Long-term value is a mixed bag. The silicon is future-proofed enough to handle macOS updates for years to come, and the build quality ensures the chassis won’t fall apart. However, the lack of user-upgradeable components means that once the RAM or storage becomes the bottleneck, the machine is dead weight. You are buying a three-to-four-year lifespan at most before the internal limitations force an upgrade. It is a high price to pay for a disposable experience.
The Competitive Landscape
When stacked against the current market, this machine is an outlier that refuses to play by the rules of its competitors. Where other manufacturers are pushing for higher ports counts and user-serviceable parts, this device bets everything on its proprietary silicon efficiency and brand loyalty. It is a polished, locked-down experience that demands you conform to the manufacturer’s vision of computing.

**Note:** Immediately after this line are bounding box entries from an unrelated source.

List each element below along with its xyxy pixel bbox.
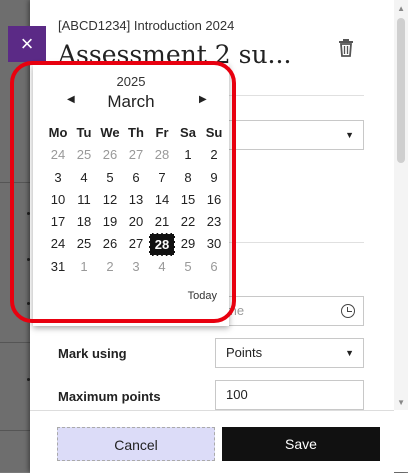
week-row: 24 25 26 27 28 29 30 xyxy=(45,233,227,256)
day-cell[interactable]: 30 xyxy=(201,233,227,255)
course-name: [ABCD1234] Introduction 2024 xyxy=(58,18,235,33)
backdrop-divider xyxy=(0,182,30,183)
day-cell[interactable]: 21 xyxy=(149,211,175,233)
day-cell[interactable]: 13 xyxy=(123,189,149,211)
weekday-label: Su xyxy=(205,125,223,140)
today-button[interactable]: Today xyxy=(188,290,217,302)
weekday-label: Mo xyxy=(48,125,68,140)
scroll-down-icon[interactable]: ▼ xyxy=(397,398,405,407)
day-cell[interactable]: 19 xyxy=(97,211,123,233)
day-cell[interactable]: 12 xyxy=(97,189,123,211)
selected-day[interactable]: 28 xyxy=(149,233,175,256)
day-cell[interactable]: 24 xyxy=(45,233,71,255)
day-cell[interactable]: 25 xyxy=(71,233,97,255)
day-cell[interactable]: 4 xyxy=(149,256,175,278)
day-cell[interactable]: 20 xyxy=(123,211,149,233)
day-cell[interactable]: 22 xyxy=(175,211,201,233)
date-picker-grid: Mo Tu We Th Fr Sa Su 24 25 26 27 28 1 2 3 4 5 6 7 8 9 10 11 12 1… xyxy=(45,122,227,278)
day-cell[interactable]: 5 xyxy=(97,167,123,189)
day-cell[interactable]: 28 xyxy=(149,144,175,166)
trash-icon[interactable] xyxy=(337,38,355,58)
day-cell[interactable]: 1 xyxy=(71,256,97,278)
scroll-up-icon[interactable]: ▲ xyxy=(397,4,405,13)
scroll-thumb[interactable] xyxy=(397,18,405,163)
day-cell[interactable]: 2 xyxy=(201,144,227,166)
clock-icon xyxy=(341,304,355,318)
day-cell[interactable]: 10 xyxy=(45,189,71,211)
week-row: 3456789 xyxy=(45,167,227,189)
close-icon: × xyxy=(20,31,34,56)
day-cell[interactable]: 27 xyxy=(123,144,149,166)
day-cell[interactable]: 3 xyxy=(123,256,149,278)
chevron-down-icon: ▼ xyxy=(345,348,354,358)
weekday-label: Tu xyxy=(76,125,92,140)
weekday-label: We xyxy=(100,125,120,140)
day-cell[interactable]: 31 xyxy=(45,256,71,278)
day-cell[interactable]: 25 xyxy=(71,144,97,166)
chevron-right-icon[interactable]: ▶ xyxy=(199,94,207,105)
page-backdrop xyxy=(0,0,30,472)
day-cell[interactable]: 11 xyxy=(71,189,97,211)
week-row: 24 25 26 27 28 1 2 xyxy=(45,144,227,166)
max-points-input[interactable]: 100 xyxy=(215,380,364,410)
day-cell[interactable]: 18 xyxy=(71,211,97,233)
panel-scrollbar[interactable]: ▲ ▼ xyxy=(394,0,408,410)
max-points-label: Maximum points xyxy=(58,389,161,404)
week-row: 10 11 12 13 14 15 16 xyxy=(45,189,227,211)
day-cell[interactable]: 6 xyxy=(123,167,149,189)
day-cell[interactable]: 4 xyxy=(71,167,97,189)
day-cell[interactable]: 29 xyxy=(175,233,201,255)
cancel-button[interactable]: Cancel xyxy=(57,427,215,461)
mark-using-value: Points xyxy=(226,345,263,360)
mark-using-select[interactable]: Points ▼ xyxy=(215,338,364,368)
mark-using-label: Mark using xyxy=(58,346,127,361)
day-cell[interactable]: 16 xyxy=(201,189,227,211)
day-cell[interactable]: 6 xyxy=(201,256,227,278)
day-cell[interactable]: 26 xyxy=(97,233,123,255)
max-points-value: 100 xyxy=(226,387,248,402)
weekday-label: Fr xyxy=(155,125,169,140)
day-cell[interactable]: 8 xyxy=(175,167,201,189)
week-row: 17 18 19 20 21 22 23 xyxy=(45,211,227,233)
backdrop-divider xyxy=(0,342,30,343)
date-picker: 2025 ◀ March ▶ Mo Tu We Th Fr Sa Su 24 25 26 27 28 1… xyxy=(33,64,229,326)
day-cell[interactable]: 14 xyxy=(149,189,175,211)
chevron-down-icon: ▼ xyxy=(345,130,354,140)
weekday-label: Th xyxy=(128,125,144,140)
day-cell[interactable]: 15 xyxy=(175,189,201,211)
weekday-label: Sa xyxy=(180,125,196,140)
day-cell[interactable]: 1 xyxy=(175,144,201,166)
top-select[interactable]: ▼ xyxy=(215,120,364,150)
panel-footer: Cancel Save xyxy=(30,410,394,473)
day-cell[interactable]: 27 xyxy=(123,233,149,255)
day-cell[interactable]: 23 xyxy=(201,211,227,233)
close-button[interactable]: × xyxy=(8,26,46,62)
day-cell[interactable]: 24 xyxy=(45,144,71,166)
week-row: 31 1 2 3 4 5 6 xyxy=(45,256,227,278)
day-cell[interactable]: 2 xyxy=(97,256,123,278)
date-picker-year[interactable]: 2025 xyxy=(33,74,229,89)
save-button[interactable]: Save xyxy=(222,427,380,461)
backdrop-divider xyxy=(0,430,30,431)
day-cell[interactable]: 7 xyxy=(149,167,175,189)
day-cell[interactable]: 26 xyxy=(97,144,123,166)
due-time-input[interactable]: me xyxy=(215,296,364,326)
day-cell[interactable]: 9 xyxy=(201,167,227,189)
day-cell[interactable]: 3 xyxy=(45,167,71,189)
weekday-header-row: Mo Tu We Th Fr Sa Su xyxy=(45,122,227,144)
day-cell[interactable]: 17 xyxy=(45,211,71,233)
day-cell[interactable]: 5 xyxy=(175,256,201,278)
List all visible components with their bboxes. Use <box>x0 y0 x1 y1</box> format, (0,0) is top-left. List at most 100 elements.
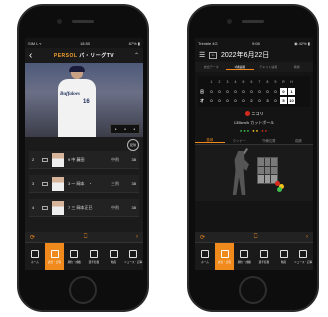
tab-item[interactable]: 選手名鑑 <box>84 243 104 270</box>
tab-item[interactable]: ニュース・記事 <box>123 243 143 270</box>
tab-item[interactable]: 試合・日程 <box>44 243 65 270</box>
tab-label: 選手名鑑 <box>88 260 100 264</box>
inning-header: 6 <box>250 80 253 84</box>
tab-label: ホーム <box>30 260 39 264</box>
game-tab[interactable]: 1球速報 <box>225 65 254 70</box>
inning-header: 4 <box>234 80 237 84</box>
game-tab[interactable]: 戦術 <box>283 65 312 69</box>
tab-label: ニュース・記事 <box>124 260 143 264</box>
player-avatar <box>52 176 64 191</box>
play-result: 三飛 <box>111 180 119 186</box>
team-spacer <box>200 79 206 86</box>
back-icon[interactable]: ‹ <box>29 50 39 61</box>
camera <box>227 19 232 24</box>
jersey-text: Buffaloes <box>60 92 80 97</box>
inning-header: 3 <box>226 80 229 84</box>
play-row[interactable]: 2 9 中 藤田 中飛 38 <box>29 151 139 169</box>
tab-item[interactable]: ホーム <box>195 243 215 270</box>
base-icon <box>42 157 48 162</box>
detail-tab[interactable]: 成績 <box>284 138 314 143</box>
player-avatar <box>52 152 64 167</box>
tab-icon <box>259 249 268 258</box>
inning-score: 0 <box>218 89 221 94</box>
refresh-icon[interactable]: ⟳ <box>200 234 205 241</box>
tab-label: 動画 <box>280 260 287 264</box>
game-tab[interactable]: 試合データ <box>197 65 226 69</box>
strike-zone-view <box>195 145 313 201</box>
tab-icon <box>70 249 79 258</box>
carrier: SIM L ▿ <box>28 40 42 46</box>
bottom-tab-bar: ホーム 試合・日程 順位・成績 選手名鑑 動画 ニュース・記事 <box>195 242 313 270</box>
status-bar: Trimble 4G 9:08 ◉ 42% ▮ <box>195 38 313 48</box>
game-tabs: 試合データ 1球速報 テキスト速報 戦術 <box>195 62 313 72</box>
camera <box>57 19 62 24</box>
chevron-right-icon[interactable]: › <box>306 234 308 240</box>
pitch-info: ニコリ 135km/h カットボール ●●● ●● ●● <box>195 107 313 133</box>
score-team-row: オ 0 0 0 0 0 2 0 3 0 5 10 <box>198 96 310 105</box>
play-row[interactable]: 3 3 一 岡本 ・ 三飛 38 <box>29 175 139 193</box>
tab-icon <box>200 249 209 258</box>
screen-right: Trimble 4G 9:08 ◉ 42% ▮ ☰ 31 2022年6月22日 … <box>195 38 313 270</box>
tab-item[interactable]: ホーム <box>25 243 45 270</box>
app-bar: ‹ PERSOL パ・リーグTV ⌃ <box>25 48 143 63</box>
inning-header: 7 <box>258 80 261 84</box>
play-stat: 38 <box>131 181 136 186</box>
inning-score: 0 <box>258 98 261 103</box>
status-bar: SIM L ▿ 18:50 87% ▮ <box>25 38 143 48</box>
inning-header: 2 <box>218 80 221 84</box>
base-icon <box>42 181 48 186</box>
tab-label: 順位・成績 <box>67 260 81 264</box>
team-abbr: 日 <box>200 89 204 94</box>
tab-icon <box>279 249 288 258</box>
tab-item[interactable]: ニュース・記事 <box>293 243 313 270</box>
tab-item[interactable]: 選手名鑑 <box>254 243 274 270</box>
play-result: 中飛 <box>111 204 119 210</box>
game-tab[interactable]: テキスト速報 <box>254 65 283 69</box>
tab-label: ニュース・記事 <box>294 260 313 264</box>
replay-badge[interactable]: 配球 <box>127 139 139 151</box>
score-total: 10 <box>288 97 295 104</box>
detail-tab[interactable]: 投球 <box>195 137 225 143</box>
pitch-marker[interactable] <box>277 187 282 192</box>
line-score: 1 2 3 4 5 6 7 8 9 R H 日 0 0 0 0 0 0 0 0 0 0 1 オ 0 0 0 0 0 2 0 3 0 5 10 <box>198 76 310 107</box>
tab-item[interactable]: 順位・成績 <box>234 243 254 270</box>
tab-item[interactable]: 試合・日程 <box>214 243 235 270</box>
tab-icon <box>30 249 39 258</box>
tab-item[interactable]: 動画 <box>104 243 124 270</box>
refresh-icon[interactable]: ⟳ <box>30 234 35 241</box>
tab-item[interactable]: 動画 <box>274 243 294 270</box>
play-row[interactable]: 4 7 三 岡本正巳 中飛 38 <box>29 199 139 217</box>
inning-header: 1 <box>210 80 213 84</box>
score-header-row: 1 2 3 4 5 6 7 8 9 R H <box>198 78 310 87</box>
home-button[interactable] <box>239 276 267 304</box>
play-by-play-list: 配球 29 中 藤田 中飛 38 3 3 一 岡本 ・三飛 38 4 7 三 岡本正巳 中飛 38 <box>25 137 143 237</box>
inning-header: 5 <box>242 80 245 84</box>
chevron-up-icon[interactable]: ⌃ <box>129 52 139 59</box>
player-name: 9 中 藤田 <box>68 156 85 162</box>
calendar-icon[interactable]: 31 <box>209 51 217 59</box>
chevron-right-icon[interactable]: › <box>136 234 138 240</box>
detail-tab[interactable]: ランナー <box>225 138 255 143</box>
detail-tab[interactable]: 守備位置 <box>254 138 284 143</box>
app-logo-main: パ・リーグTV <box>79 53 115 59</box>
tab-item[interactable]: 順位・成績 <box>64 243 84 270</box>
tab-icon <box>50 249 59 258</box>
speaker <box>242 20 264 23</box>
inning-score: 0 <box>274 89 277 94</box>
base-icon <box>42 205 48 210</box>
tab-icon <box>129 249 138 258</box>
tab-label: 選手名鑑 <box>258 260 270 264</box>
player-name: 3 一 岡本 ・ <box>68 180 93 186</box>
tab-label: ホーム <box>200 260 209 264</box>
share-icon[interactable]: ⎕ <box>254 234 258 241</box>
pitcher-name: ニコリ <box>251 111 264 116</box>
home-button[interactable] <box>69 276 97 304</box>
inning-score: 3 <box>266 98 269 103</box>
score-total: 1 <box>288 88 295 95</box>
inning-score: 0 <box>258 89 261 94</box>
tab-label: 動画 <box>110 260 117 264</box>
share-icon[interactable]: ⎕ <box>84 234 88 241</box>
video-player[interactable]: Buffaloes 16 ● ● ● <box>25 63 143 137</box>
speaker <box>72 20 94 23</box>
menu-icon[interactable]: ☰ <box>199 51 209 59</box>
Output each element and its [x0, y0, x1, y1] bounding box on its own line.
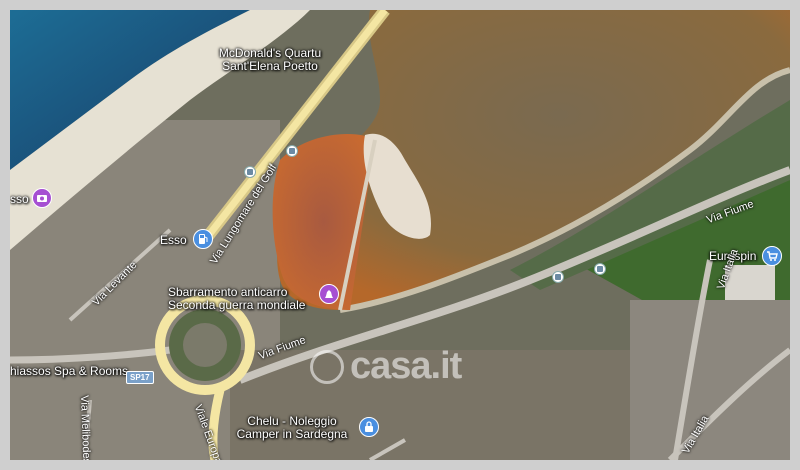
satellite-map[interactable] — [10, 10, 790, 460]
bus-icon — [555, 274, 561, 280]
gas-station-icon — [199, 234, 208, 244]
monument-icon — [325, 290, 333, 298]
label-sbarramento[interactable]: Sbarramento anticarro Seconda guerra mon… — [168, 286, 305, 312]
bus-icon — [289, 148, 295, 154]
camera-icon — [37, 195, 47, 202]
shopping-cart-icon — [767, 251, 778, 261]
label-spa[interactable]: hiassos Spa & Rooms — [10, 365, 128, 378]
roundabout-core — [183, 323, 227, 367]
lock-icon — [365, 421, 373, 432]
bus-stop-marker[interactable] — [286, 145, 298, 157]
label-esso-left: sso — [10, 192, 29, 206]
bus-icon — [597, 266, 603, 272]
label-via-melibodes: Via Melibodes — [78, 395, 93, 460]
pin-esso-left[interactable] — [32, 188, 52, 208]
label-esso[interactable]: Esso — [160, 234, 187, 247]
map-view[interactable]: McDonald's Quartu Sant'Elena Poetto Via … — [10, 10, 790, 460]
pin-esso[interactable] — [193, 229, 213, 249]
bus-stop-marker[interactable] — [552, 271, 564, 283]
watermark-logo-icon — [310, 349, 344, 384]
bus-stop-marker[interactable] — [244, 166, 256, 178]
pin-eurospin[interactable] — [762, 246, 782, 266]
road-shield-sp17: SP17 — [126, 371, 154, 384]
pin-chelu[interactable] — [359, 417, 379, 437]
bus-stop-marker[interactable] — [594, 263, 606, 275]
label-mcdonalds[interactable]: McDonald's Quartu Sant'Elena Poetto — [205, 47, 335, 73]
bus-icon — [247, 169, 253, 175]
label-chelu[interactable]: Chelu - Noleggio Camper in Sardegna — [232, 415, 352, 441]
watermark-text: casa.it — [350, 345, 462, 387]
pin-sbarramento[interactable] — [319, 284, 339, 304]
town-right — [630, 300, 790, 460]
watermark: casa.it — [310, 345, 462, 388]
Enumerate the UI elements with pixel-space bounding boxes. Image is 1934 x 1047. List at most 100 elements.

| Feature | Apple MacBook Air (M5) | Dell XPS 13 (Snapdragon X Elite) |
|---|---|---|
| Processor | Apple M5 Chip | Qualcomm Snapdragon X Elite |
| Display | 13.6-inch Liquid Retina | 13.4-inch OLED Touch |
| Connectivity | Wi-Fi 7 / Bluetooth 6 | Wi-Fi 7 / Bluetooth 5.4 |
| Estimated Price | Check Latest Price | Check Latest Price |
The Final Verdict
Deciding on this device requires an honest assessment of your workflow. It is a beautiful, highly capable laptop that excels at everything except high-intensity, sustained production. It is a masterclass in efficiency and design, yet it is held back by a stubborn refusal to modernize the I/O and cooling infrastructure. If you can live with two ports and a warm chassis, it is a joy to use. If not, look elsewhere.